Sue Lannin| November 5, 2015| ABC
Official interest rates are likely to stay on hold for some time because inflation is under control and home prices appear to be cooling down, the Reserve Bank governor has told a major economic conference.
In a speech to the Economic and Social Outlook Conference in Melbourne, Glenn Stevens said official rates were more likely to go down than up.
“It seems likely that an accommodative stance will be appropriate for some time yet,” Mr Stevens said.
“I think everyone knows that were a change to monetary policy to be required in the near term, it would almost certainly be an easing, not a tightening.”
Let me be clear that in making these comments I am not, repeat not, offering any endorsement of what the banks have done here.
Reserve Bank governor Glenn Stevens
In his speech, titled The Path to Prosperity, the RBA governor said consumer inflation was tame and home prices appeared to have come off the boil, adding to the case for a future cut in official rates if the economy slowed down.
“The rate of CPI inflation is clearly no impediment to easing,” he said.
“The housing market, to the extent that’s an issue, may be calming though by how much and how persistently we can’t yet know.”
RBA monitoring the impact of mortgage rate rises
Mr Stevens also noted the central bank was watching the impact of major banks raising their mortgage interest rates.
Major banks and several smaller lenders have raised their interest rates on home loans independently, blaming the increase on stricter capital requirements and prompting speculation that the RBA would cut official rates on Melbourne Cup to offset the increases by the banks.
But the RBA kept rates on hold this week, although it did indicate it may cut official rates further from the current record low of 2 per cent.
Mr Stevens told the conference he did not think the independent rate rises by the banks would have much impact on the improving Australian economy because of the big reduction in rates over the past two years.
He said recent rate increases by the banks were the equivalent of roughly half a 25 basis point rise in the official cash rate.
“My preliminary assessment is that the macroeconomic effect of these actions in themselves may not be large,” Mr Stevens said.
“It is one part of a much bigger and evolving landscape.
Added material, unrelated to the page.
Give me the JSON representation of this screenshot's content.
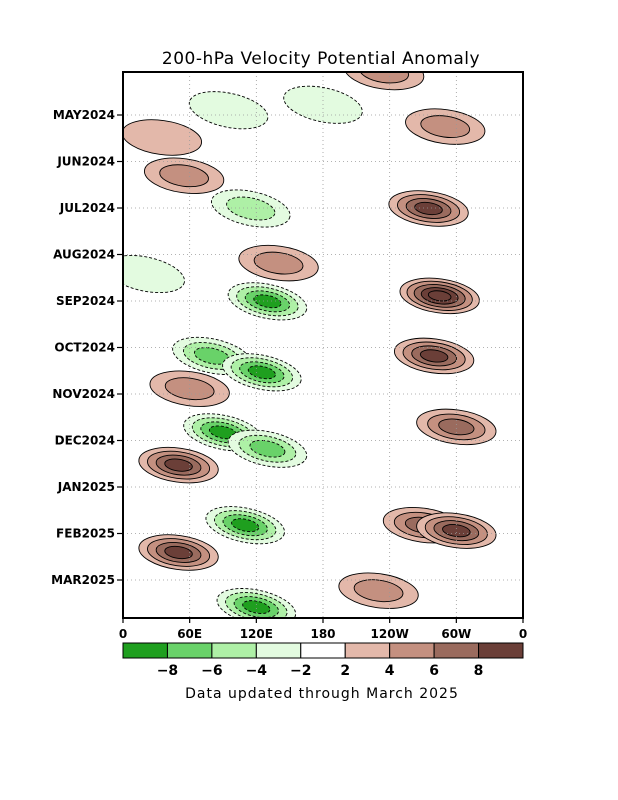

Let me be clear that in making these comments I am not, repeat not, offering any endorsement of what the banks have done here.”
Economy rebalancing after the end of mining boom
Mr Stevens also said Australia was coping well with the end of the mining boom.
“We are probably roughly halfway through the decline in resources sector capital spending now; the headwinds from that source are about as intense now as they are likely to get,” he said.
“We are still growing. It would be good if the growth was a bit stronger, but nonetheless over the past year the non-mining side of the economy has generated respectable growth in employment.
“The rebalancing is occurring.”
But he warned that Chinese economic growth was uncertain and presented a challenge for Australia’s miners in a world with lower demand for commodities.
The RBA will release its latest growth and inflation forecasts tomorrow in its statement on monetary policy.
TD Securities chief Asia-Pacific macro strategist Annette Beacher said the argument that higher bank mortgage rates would lead to a RBA cut had been “smashed to pieces”.
Ms Beacher said she expected the RBA to lower its inflation forecasts from 2.5 per cent for December 2015 to 2.25 per cent and to keep its GDP forecasts steady.